Dear 55-year old man at the pool (I know your age because you told me),
This afternoon you arrived with your little girls and helped them recover their footing after going down the water slide. It was very attentive of you and I'm sure they appreciated your presence. However, when you started helping other girls recover their footing, I wondered why the lifeguard didn't tell you that you weren't actually allowed to be there. I only saw you assist one girl who did not arrive with you and I gave you the benefit of the doubt. I had no idea that I would have reason to approach you later.
When my daughter came to ask me if we could buy french fries, I was a curious as to why my girls were sitting at a table with you. I assumed that maybe they had introduced themselves to your girls or maybe you had introduced your girls to them in order to help them find playmates at the pool. However, your girls were not sitting with you. My girls quickly changed tables to one I chose when I brought the fries over.
A short while later, I heard that you offered candy to two of my children and a family friend while the oldest was away from the concession area. I also heard that the two younger ones accepted and you told them "don't tell your mom." When I confronted you about it, you admitted the situation and your wrong doing, including an apology. I told you that the situation raises red flags all over the place. What I didn't ask you about and it gives me a strong level of unease, is that my girls later told me that they were sitting at the table when you alone approached them and asked if you could sit with them. They thought that was weird and they are right. I won't even get into how many more flags became red with this information.
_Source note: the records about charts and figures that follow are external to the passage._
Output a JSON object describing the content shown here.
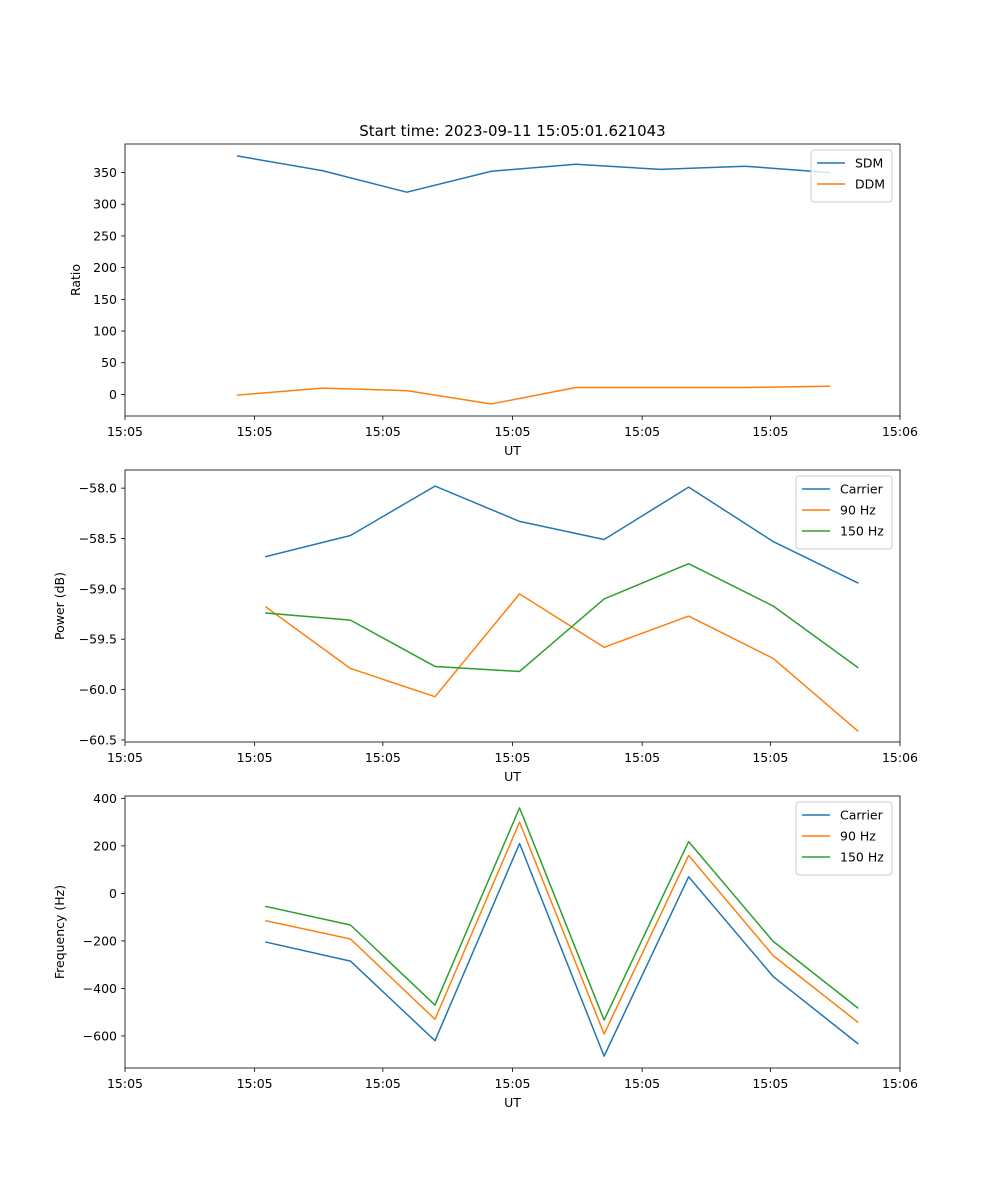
{
  "figure_title": "Start time: 2023-09-11 15:05:01.621043",
  "chart_data": [
    {
      "type": "line",
      "title": "Start time: 2023-09-11 15:05:01.621043",
      "xlabel": "UT",
      "ylabel": "Ratio",
      "x": [
        1.3,
        1.9,
        2.5,
        3.1,
        3.7,
        4.3,
        4.9,
        5.5
      ],
      "xlim": [
        0.5,
        6.0
      ],
      "xticks": [
        0.5,
        1.42,
        2.33,
        3.25,
        4.17,
        5.08,
        6.0
      ],
      "xtick_labels": [
        "15:05",
        "15:05",
        "15:05",
        "15:05",
        "15:05",
        "15:05",
        "15:06"
      ],
      "ylim": [
        -34,
        395
      ],
      "yticks": [
        0,
        50,
        100,
        150,
        200,
        250,
        300,
        350
      ],
      "ytick_labels": [
        "0",
        "50",
        "100",
        "150",
        "200",
        "250",
        "300",
        "350"
      ],
      "legend": "top-right",
      "series": [
        {
          "name": "SDM",
          "color": "#1f77b4",
          "values": [
            376,
            353,
            319,
            352,
            363,
            355,
            360,
            350
          ]
        },
        {
          "name": "DDM",
          "color": "#ff7f0e",
          "values": [
            -1,
            10,
            6,
            -15,
            11,
            11,
            11,
            13
          ]
        }
      ]
    },
    {
      "type": "line",
      "title": "",
      "xlabel": "UT",
      "ylabel": "Power (dB)",
      "x": [
        1.0,
        1.6,
        2.2,
        2.8,
        3.4,
        4.0,
        4.6,
        5.2
      ],
      "xlim": [
        0.0,
        5.5
      ],
      "xticks": [
        0.0,
        0.92,
        1.83,
        2.75,
        3.67,
        4.58,
        5.5
      ],
      "xtick_labels": [
        "15:05",
        "15:05",
        "15:05",
        "15:05",
        "15:05",
        "15:05",
        "15:06"
      ],
      "ylim": [
        -60.52,
        -57.82
      ],
      "yticks": [
        -58.0,
        -58.5,
        -59.0,
        -59.5,
        -60.0,
        -60.5
      ],
      "ytick_labels": [
        "−58.0",
        "−58.5",
        "−59.0",
        "−59.5",
        "−60.0",
        "−60.5"
      ],
      "legend": "top-right",
      "series": [
        {
          "name": "Carrier",
          "color": "#1f77b4",
          "values": [
            -58.68,
            -58.47,
            -57.98,
            -58.33,
            -58.51,
            -57.99,
            -58.53,
            -58.94
          ]
        },
        {
          "name": "90 Hz",
          "color": "#ff7f0e",
          "values": [
            -59.18,
            -59.79,
            -60.07,
            -59.05,
            -59.58,
            -59.27,
            -59.69,
            -60.41
          ]
        },
        {
          "name": "150 Hz",
          "color": "#2ca02c",
          "values": [
            -59.24,
            -59.31,
            -59.77,
            -59.82,
            -59.1,
            -58.75,
            -59.17,
            -59.78
          ]
        }
      ]
    },
    {
      "type": "line",
      "title": "",
      "xlabel": "UT",
      "ylabel": "Frequency (Hz)",
      "x": [
        1.0,
        1.6,
        2.2,
        2.8,
        3.4,
        4.0,
        4.6,
        5.2
      ],
      "xlim": [
        0.0,
        5.5
      ],
      "xticks": [
        0.0,
        0.92,
        1.83,
        2.75,
        3.67,
        4.58,
        5.5
      ],
      "xtick_labels": [
        "15:05",
        "15:05",
        "15:05",
        "15:05",
        "15:05",
        "15:05",
        "15:06"
      ],
      "ylim": [
        -735,
        410
      ],
      "yticks": [
        400,
        200,
        0,
        -200,
        -400,
        -600
      ],
      "ytick_labels": [
        "400",
        "200",
        "0",
        "−200",
        "−400",
        "−600"
      ],
      "legend": "top-right",
      "series": [
        {
          "name": "Carrier",
          "color": "#1f77b4",
          "values": [
            -205,
            -285,
            -620,
            210,
            -685,
            70,
            -350,
            -632
          ]
        },
        {
          "name": "90 Hz",
          "color": "#ff7f0e",
          "values": [
            -115,
            -192,
            -530,
            300,
            -592,
            160,
            -262,
            -542
          ]
        },
        {
          "name": "150 Hz",
          "color": "#2ca02c",
          "values": [
            -55,
            -133,
            -470,
            360,
            -533,
            218,
            -202,
            -482
          ]
        }
      ]
    }
  ]
}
Rather than go into all the different emotions and questions I have at this time, I will simply thank you. Today I had opportunity to learn how my children react in what might be a potentially dangerous situation with strangers. I thought they had it drilled into them to not accept anything from strangers. I thought they knew to come get me if an adult they don't know is too close to them or talks to them. You helped me learn that we need to do more to prepare our kids with what to do. At this very moment, my kids are once again watching The Safe Side, and I have emphasized over and over that you were in their "safe side circle" and you are a "don't know."
From now on, when I see you at the pool, I will be watching you. I will be watching every move you make and will not hesitate to get pool management involved and I will not hesitate to call the police.
A loving and caring mom with good instincts.